By Vadim Solovey, Google Developer Expert.
Recently, I came across an interesting benchmark of BigData systems based on "A Comparison of Approaches to Large-Scale Data Analysis" by Pavlo et al. (SIGMOD 2009). Based on the benchmark methodology, the APMLab guys from Berkeley University developed an open-source software that allows anyone to run this benchmark using public cloud (AWS in this case).
This benchmark measures response time on a handful of relational queries: scans, aggregations, and joins across different data sizes. They have an impressive website with benchmark results, comparing Amazon Redshift, Hive, Shark, Impala and Stinger/Tez.
Since a lot of my time is devoted to working with Google BigQuery, I was intrigued how BigQuery would stand being compared to other solutions based on exactly the same dataset. Clearly, BigQuery has a very different nature since it's shared service and not dedicated, customer-deployed (and maintained) solution.
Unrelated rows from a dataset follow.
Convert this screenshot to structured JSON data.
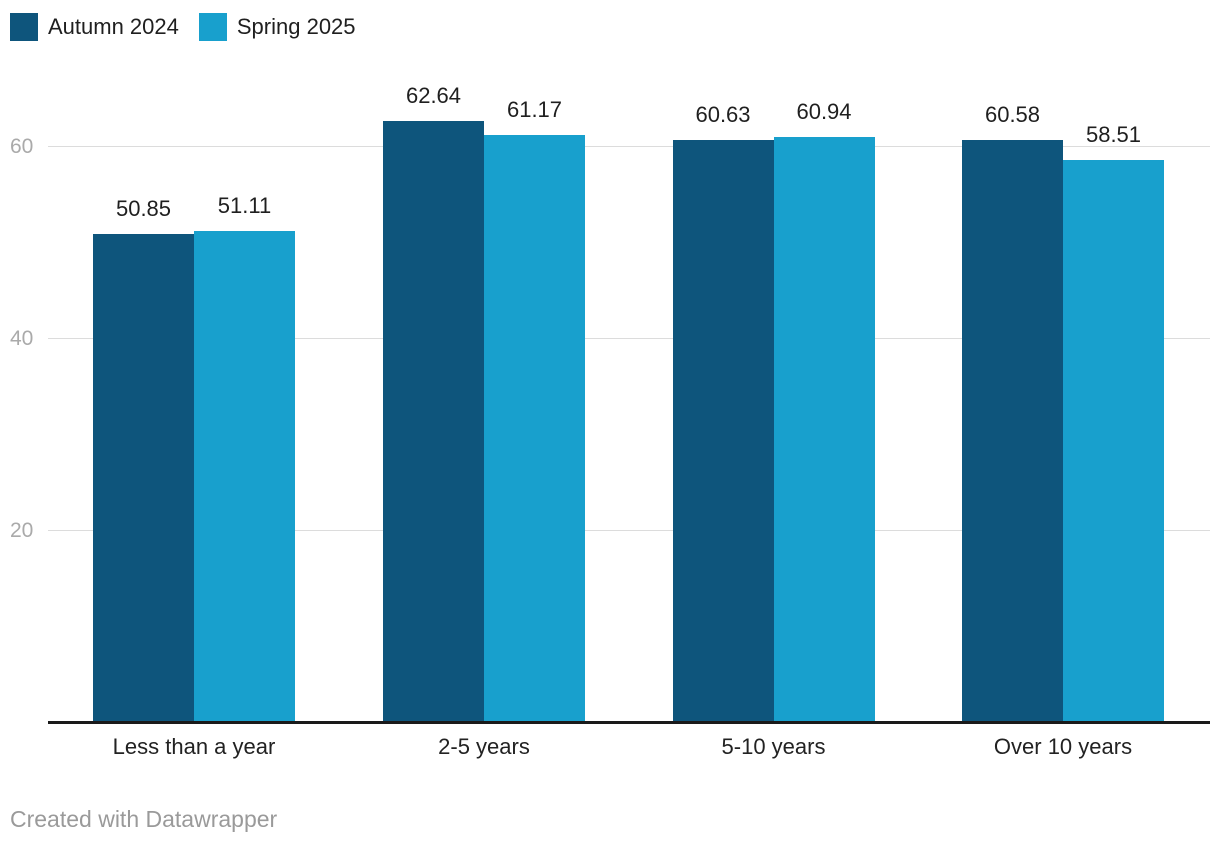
{
  "legend": {
    "position": "top-left"
  },
  "footer": {
    "text": "Created with Datawrapper"
  },
  "chart_data": {
    "type": "bar",
    "title": "",
    "xlabel": "",
    "ylabel": "",
    "categories": [
      "Less than a year",
      "2-5 years",
      "5-10 years",
      "Over 10 years"
    ],
    "series": [
      {
        "name": "Autumn 2024",
        "color": "#0e557c",
        "values": [
          50.85,
          62.64,
          60.63,
          60.58
        ]
      },
      {
        "name": "Spring 2025",
        "color": "#18a0cd",
        "values": [
          51.11,
          61.17,
          60.94,
          58.51
        ]
      }
    ],
    "ylim": [
      0,
      65
    ],
    "yticks": [
      20,
      40,
      60
    ],
    "grid": "horizontal",
    "legend_position": "top-left",
    "value_labels": true
  }
}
Despite this nature of Google BigQuery, the results are extremely surprising (in my humble opinion).
The benchmark allows 3 different sizes of datasets - tiny, 1node and 5nodes. The largest dataset is 5nodes which has ‘rankings’ table with 90 million records and ‘uservisits’ table with 775 million records. The data is generated using Intel's Hadoop benchmark tools. The data itself are available at s3://big-data-benchmark/pavlo/[text|text-deflate|sequence|sequence-snappy]/[suffix]. I used text version of the data which is in CSV format, thus making its very easy to load into BigQuery.
In general, there are two tables with the following schemas:
Ranking table schema:
(Lists websites and their page rank)
- pageURL (STRING)
- pageRank (INTEGER)
- avgDuration (INTEGER)
Uservisits table schema:
(Stores server logs for each web page)
- sourceIP (STRING)
- destURL (STRING)
- visitDate (STRING)
- adRevenue FLOAT
- userAgent (STRING)
- countryCode (STRING)
- languageCode (STRING)
- searchWord (STRING)
- duration (INTEGER)
So, once again, the benchmark measures response time on a handful of relational queries: scans, aggregations and joins. Some of the query results are larger than 128MB and violate the quota policy. To overcome this, I was using a destination table to store the query results with setting allowLargeResults to true.
Another note would be on use of EACH modifier for GROUP BY and JOIN operators. This is required when the dataset is big and there is a high cardinality aggregation or join.
1. Scan Query
This query has 3 permutations, when X is 1000, X is 100 and then X is 10:
SELECT pageURL, pageRank FROM [benchmark.rankings] WHERE pageRank > X
2. Aggregation Query
This query has 3 permutations, when X is 8, X is 10 and then X is 12:
SELECT SUBSTR(sourceIP, 1, X) AS srcIP, SUM(adRevenue) FROM [benchmark.uservisits] GROUP EACH BY srcIP
3. Join Query
Like other queries earlier, this one also has 3 permutations: X is ’1980-04-01’, X is ’1983-01-01’ and X is ’2010-01-01’:
SELECT sourceIP, sum(adRevenue) AS totalRevenue, avg(pageRank) AS pageRank FROM [benchmark.rankings] R JOIN EACH(SELECT sourceIP, destURL, adRevenue FROM [benchmark.uservisits] UV WHERE UV.visitDate > "1980-01-01" AND UV.visitDate < X) NUV ON (R.pageURL = NUV.destURL) GROUP EACH BY sourceIP ORDER BY totalRevenue DESC LIMIT 1
4. External Script Query
The original benchmark also measuring performance of UDF (user defined functions). As of today, BigQuery doesn't support UDF but that can change soon and when it does, I am going to update the benchmark with the UDF performance results.
Occasional query latency spikes are expected with BigQuery due to its shared nature, so I executed each query 10 times (once per hour) and the results are median response time (in seconds)
Looking on the results, it's clear that BigQuery really shines with aggregations (queries 2A, 2B and 2C) and joins (queries 3A, 3B and 3C). In these two queries BigQuery is taking the 1st place among its rivals.
The first query is pretty fast as well, however due the result size limitation and thus the need to store the query results in temporary table, the performance is not as good as it can be.
Nevertheless, BigQuery is no-maintenance, no-setup and pay-as-you-go BigData solution with awesome performance. I recommend you take a look at that and consider it for your next big data challenge.